Apple has quietly replaced a Toshiba solid state drive in the MacBook Air with a faster alternative
Apple has quietly upgraded its MacBook Air, despite it only being six months old, according to reports.
The laptop appears to have received a speedier, new solid-state drive (SSD) suspected to be the work of Korea-based Samsung.
Apple begun shipping the super-light notebooks with SSDs with the model name SM128C, thought to be made by Samsung – which has provided Apple with SSDs in the past – instead of the Toshiba TS128C SSDs that the machines originally shipped with following their October 2010 introduction, according to an 15 April report from AnandTech.
“The interesting aspect is that the SM128C models provide quite a nice performance bump in at least one performance metric,” reported the tech site. “Benchmarks posted by users show that the SM128C manages up to 260MB/s read and 210MB/s write speeds. In our tests (and corroborating what users have reported), the TS128C only offers speeds of up to 210MB/s read and 185MB/s write. The SM128C also supports Native Command Queuing (NCQ) while the TS128C does not.”
While it’s possible that Apple decided to extend a bit of good will to its users, quietly speeding things without so much as a press release for bragging rights, another thought is that the move was precipitated by the recent catastrophic events in Japan, which have damaged or slowed production at a number of manufacturers’ sites – Toshiba’s included.

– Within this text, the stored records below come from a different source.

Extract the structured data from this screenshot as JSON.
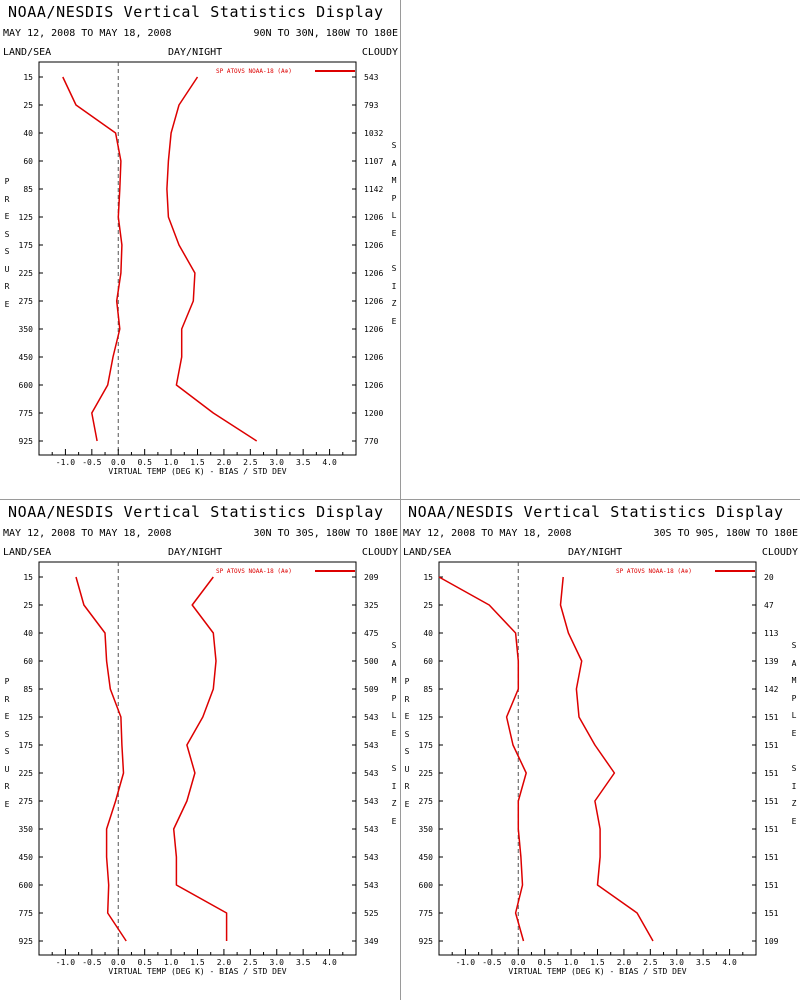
{
  "panels": [
    {
      "title": "NOAA/NESDIS Vertical Statistics Display",
      "date_range": "MAY 12, 2008 TO MAY 18, 2008",
      "region": "90N TO 30N, 180W TO 180E",
      "left_label": "LAND/SEA",
      "center_label": "DAY/NIGHT",
      "right_label": "CLOUDY",
      "left_axis_label": "PRESSURE",
      "right_axis_label": "SAMPLE SIZE",
      "x_axis_label": "VIRTUAL TEMP (DEG K) - BIAS / STD DEV",
      "legend": "SP ATOVS NOAA-18 (A⊕)"
    },
    {
      "title": "NOAA/NESDIS Vertical Statistics Display",
      "date_range": "MAY 12, 2008 TO MAY 18, 2008",
      "region": "30N TO 30S, 180W TO 180E",
      "left_label": "LAND/SEA",
      "center_label": "DAY/NIGHT",
      "right_label": "CLOUDY",
      "left_axis_label": "PRESSURE",
      "right_axis_label": "SAMPLE SIZE",
      "x_axis_label": "VIRTUAL TEMP (DEG K) - BIAS / STD DEV",
      "legend": "SP ATOVS NOAA-18 (A⊕)"
    },
    {
      "title": "NOAA/NESDIS Vertical Statistics Display",
      "date_range": "MAY 12, 2008 TO MAY 18, 2008",
      "region": "30S TO 90S, 180W TO 180E",
      "left_label": "LAND/SEA",
      "center_label": "DAY/NIGHT",
      "right_label": "CLOUDY",
      "left_axis_label": "PRESSURE",
      "right_axis_label": "SAMPLE SIZE",
      "x_axis_label": "VIRTUAL TEMP (DEG K) - BIAS / STD DEV",
      "legend": "SP ATOVS NOAA-18 (A⊕)"
    }
  ],
  "chart_data": [
    {
      "type": "line",
      "title": "NOAA/NESDIS Vertical Statistics Display",
      "subtitle": "MAY 12, 2008 TO MAY 18, 2008  90N TO 30N, 180W TO 180E",
      "xlabel": "VIRTUAL TEMP (DEG K) - BIAS / STD DEV",
      "ylabel": "PRESSURE",
      "y_right_label": "SAMPLE SIZE",
      "xlim": [
        -1.5,
        4.5
      ],
      "x_ticks": [
        "-1.0",
        "-0.5",
        "0.0",
        "0.5",
        "1.0",
        "1.5",
        "2.0",
        "2.5",
        "3.0",
        "3.5",
        "4.0"
      ],
      "pressure_levels": [
        "15",
        "25",
        "40",
        "60",
        "85",
        "125",
        "175",
        "225",
        "275",
        "350",
        "450",
        "600",
        "775",
        "925"
      ],
      "sample_size": [
        "543",
        "793",
        "1032",
        "1107",
        "1142",
        "1206",
        "1206",
        "1206",
        "1206",
        "1206",
        "1206",
        "1206",
        "1200",
        "770"
      ],
      "legend_position": "top-right",
      "color": "#dd0000",
      "series": [
        {
          "name": "bias",
          "values": [
            -1.05,
            -0.8,
            -0.05,
            0.05,
            0.03,
            0.0,
            0.07,
            0.05,
            -0.03,
            0.03,
            -0.1,
            -0.2,
            -0.5,
            -0.4
          ]
        },
        {
          "name": "std dev",
          "values": [
            1.5,
            1.15,
            1.0,
            0.95,
            0.92,
            0.95,
            1.15,
            1.45,
            1.42,
            1.2,
            1.2,
            1.1,
            1.8,
            2.62
          ]
        }
      ]
    },
    {
      "type": "line",
      "title": "NOAA/NESDIS Vertical Statistics Display",
      "subtitle": "MAY 12, 2008 TO MAY 18, 2008  30N TO 30S, 180W TO 180E",
      "xlabel": "VIRTUAL TEMP (DEG K) - BIAS / STD DEV",
      "ylabel": "PRESSURE",
      "y_right_label": "SAMPLE SIZE",
      "xlim": [
        -1.5,
        4.5
      ],
      "x_ticks": [
        "-1.0",
        "-0.5",
        "0.0",
        "0.5",
        "1.0",
        "1.5",
        "2.0",
        "2.5",
        "3.0",
        "3.5",
        "4.0"
      ],
      "pressure_levels": [
        "15",
        "25",
        "40",
        "60",
        "85",
        "125",
        "175",
        "225",
        "275",
        "350",
        "450",
        "600",
        "775",
        "925"
      ],
      "sample_size": [
        "209",
        "325",
        "475",
        "500",
        "509",
        "543",
        "543",
        "543",
        "543",
        "543",
        "543",
        "543",
        "525",
        "349"
      ],
      "legend_position": "top-right",
      "color": "#dd0000",
      "series": [
        {
          "name": "bias",
          "values": [
            -0.8,
            -0.65,
            -0.25,
            -0.22,
            -0.15,
            0.05,
            0.07,
            0.1,
            -0.05,
            -0.22,
            -0.22,
            -0.18,
            -0.2,
            0.15
          ]
        },
        {
          "name": "std dev",
          "values": [
            1.8,
            1.4,
            1.8,
            1.85,
            1.8,
            1.6,
            1.3,
            1.45,
            1.3,
            1.05,
            1.1,
            1.1,
            2.05,
            2.05
          ]
        }
      ]
    },
    {
      "type": "line",
      "title": "NOAA/NESDIS Vertical Statistics Display",
      "subtitle": "MAY 12, 2008 TO MAY 18, 2008  30S TO 90S, 180W TO 180E",
      "xlabel": "VIRTUAL TEMP (DEG K) - BIAS / STD DEV",
      "ylabel": "PRESSURE",
      "y_right_label": "SAMPLE SIZE",
      "xlim": [
        -1.5,
        4.5
      ],
      "x_ticks": [
        "-1.0",
        "-0.5",
        "0.0",
        "0.5",
        "1.0",
        "1.5",
        "2.0",
        "2.5",
        "3.0",
        "3.5",
        "4.0"
      ],
      "pressure_levels": [
        "15",
        "25",
        "40",
        "60",
        "85",
        "125",
        "175",
        "225",
        "275",
        "350",
        "450",
        "600",
        "775",
        "925"
      ],
      "sample_size": [
        "20",
        "47",
        "113",
        "139",
        "142",
        "151",
        "151",
        "151",
        "151",
        "151",
        "151",
        "151",
        "151",
        "109"
      ],
      "legend_position": "top-right",
      "color": "#dd0000",
      "series": [
        {
          "name": "bias",
          "values": [
            -1.5,
            -0.55,
            -0.05,
            0.0,
            0.0,
            -0.22,
            -0.1,
            0.15,
            0.0,
            0.0,
            0.05,
            0.08,
            -0.05,
            0.1
          ]
        },
        {
          "name": "std dev",
          "values": [
            0.85,
            0.8,
            0.95,
            1.2,
            1.1,
            1.15,
            1.45,
            1.82,
            1.45,
            1.55,
            1.55,
            1.5,
            2.25,
            2.55
          ]
        }
      ]
    }
  ]
}
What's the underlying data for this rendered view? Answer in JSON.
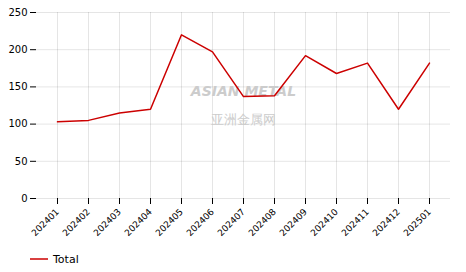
{
  "chart_data": {
    "type": "line",
    "categories": [
      "202401",
      "202402",
      "202403",
      "202404",
      "202405",
      "202406",
      "202407",
      "202408",
      "202409",
      "202410",
      "202411",
      "202412",
      "202501"
    ],
    "series": [
      {
        "name": "Total",
        "color": "#cc0000",
        "values": [
          103,
          105,
          115,
          120,
          220,
          197,
          137,
          138,
          192,
          168,
          182,
          120,
          182
        ]
      }
    ],
    "ylim": [
      0,
      250
    ],
    "yticks": [
      0,
      50,
      100,
      150,
      200,
      250
    ],
    "grid": true,
    "legend": "bottom",
    "annotations": [
      "ASIAN METAL",
      "亚洲金属网"
    ]
  }
}
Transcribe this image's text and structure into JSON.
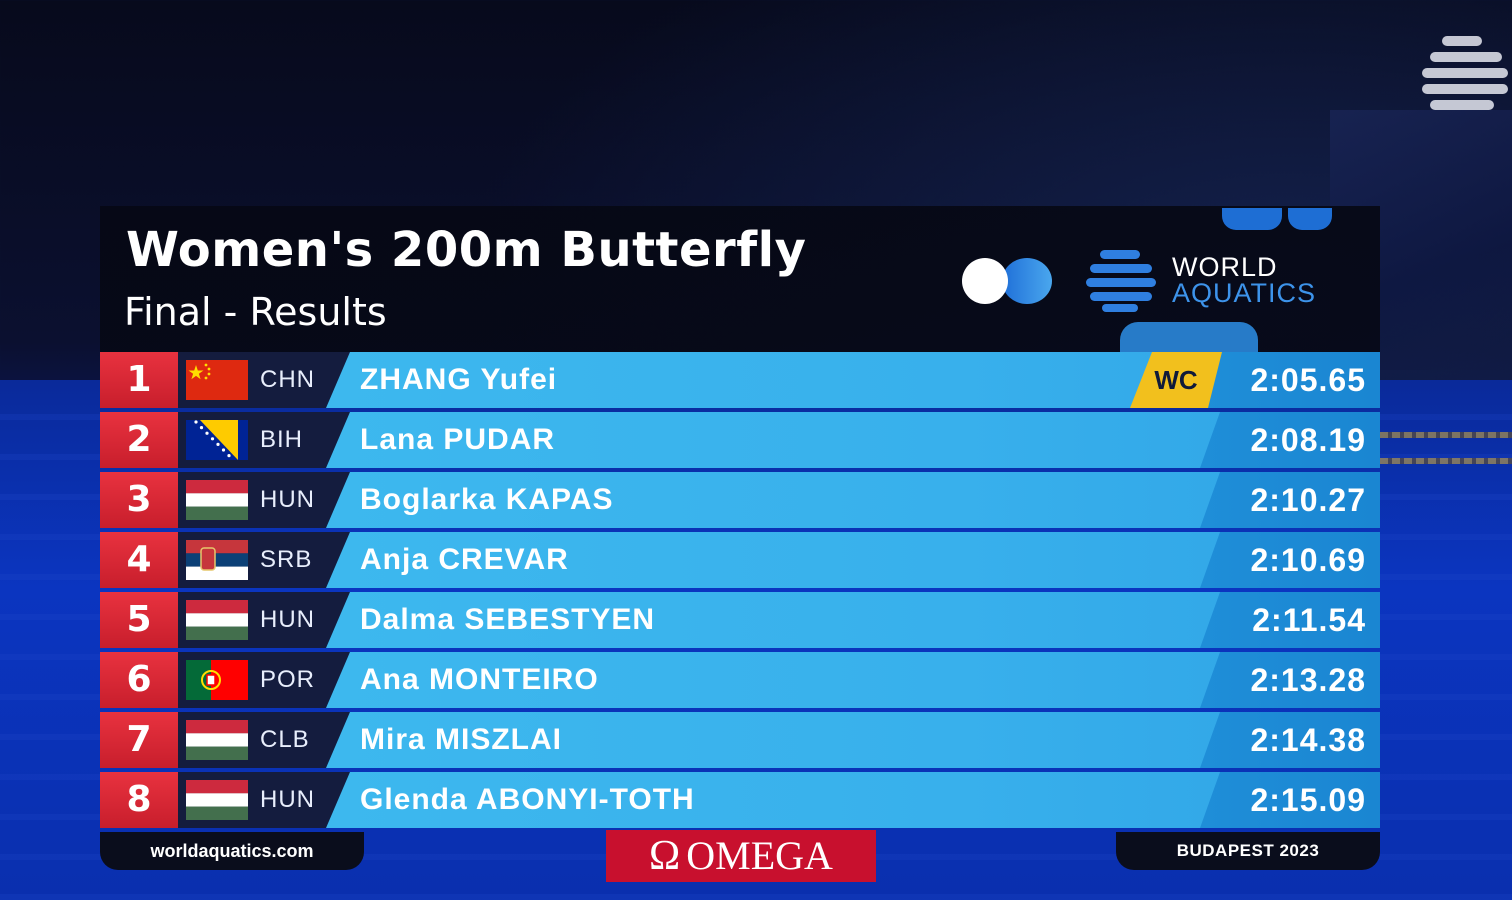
{
  "event": {
    "title": "Women's 200m Butterfly",
    "subtitle": "Final - Results"
  },
  "branding": {
    "org_line1": "WORLD",
    "org_line2": "AQUATICS",
    "website": "worldaquatics.com",
    "sponsor": "OMEGA",
    "sponsor_symbol": "Ω",
    "location": "BUDAPEST 2023",
    "accent_color": "#3db8ee",
    "rank_color": "#e8323f",
    "record_color": "#f2c01d"
  },
  "results": [
    {
      "rank": "1",
      "country": "CHN",
      "flag": "china-flag",
      "name": "ZHANG Yufei",
      "badge": "WC",
      "time": "2:05.65"
    },
    {
      "rank": "2",
      "country": "BIH",
      "flag": "bosnia-flag",
      "name": "Lana PUDAR",
      "badge": "",
      "time": "2:08.19"
    },
    {
      "rank": "3",
      "country": "HUN",
      "flag": "hungary-flag",
      "name": "Boglarka KAPAS",
      "badge": "",
      "time": "2:10.27"
    },
    {
      "rank": "4",
      "country": "SRB",
      "flag": "serbia-flag",
      "name": "Anja CREVAR",
      "badge": "",
      "time": "2:10.69"
    },
    {
      "rank": "5",
      "country": "HUN",
      "flag": "hungary-flag",
      "name": "Dalma SEBESTYEN",
      "badge": "",
      "time": "2:11.54"
    },
    {
      "rank": "6",
      "country": "POR",
      "flag": "portugal-flag",
      "name": "Ana MONTEIRO",
      "badge": "",
      "time": "2:13.28"
    },
    {
      "rank": "7",
      "country": "CLB",
      "flag": "hungary-flag",
      "name": "Mira MISZLAI",
      "badge": "",
      "time": "2:14.38"
    },
    {
      "rank": "8",
      "country": "HUN",
      "flag": "hungary-flag",
      "name": "Glenda ABONYI-TOTH",
      "badge": "",
      "time": "2:15.09"
    }
  ]
}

Due to damage from the massive 11 March earthquake and subsequent tsunami and aftershocks, a Toshiba chip plant responsible for microcontrollers and other system chips was closed, the Wall Street Journal reported 15 April, adding that aftershocks had again pushed back the date that a partial resumption of operations was scheduled to begin.
Toshiba President Norio Sasaki told the Journal that the impact of the events on Toshiba’s fiscal year, which ended in March, would “be limited,” though the company’s operating profit and revenue are expected to fall short of forecasts. Its fiscal net profit had been estimated at $1.2 billion (£841 million).
Research firm IHS iSuppli – days before Apple announced that it would begin shipping the iPad 2 in an additional 25 countries – expected the Cupertino computer maker to also have trouble meeting demand for the iPad 2, as a teardown had identified at least five components in the tablet that were the work of Japanese manufacturers, according to a 17 March report. Among the components was the tablet’s NAND flash from Toshiba.
In a 21 March research note, the firm additionally reported that the Japan earthquake had suspended 25 percent of the global production of silicon wafers used to create semiconductors.
“These companies supply not only domestic Japanese demand for wafers but also semiconductor manufacturers around the world,” according to the report. “Because of this, the suspension of operations at these plants could have wide-ranging implications beyond the Japanese electronics industry.”
The SSDs were a major part of the MacBook Air’s redesign. Introducing it, Apple CEO Steve Jobs described the notebook as being “like nothing we’ve ever created before,” and likened it to “what would happen if a MacBook and an iPad hooked up.” Replacing the notebook’s hard drive with an SSD helped Apple to achieve a device weight of just 2.3 pounds, improve battery life and offer instant-on capabilities.
“MacBook Air is the first of a new generation of notebooks that leaves behind mechanical rotating storage in favour of solid state flash storage,” Jobs said in a statement at the time, adding that the MacBook Air would “change the way we think about notebooks.”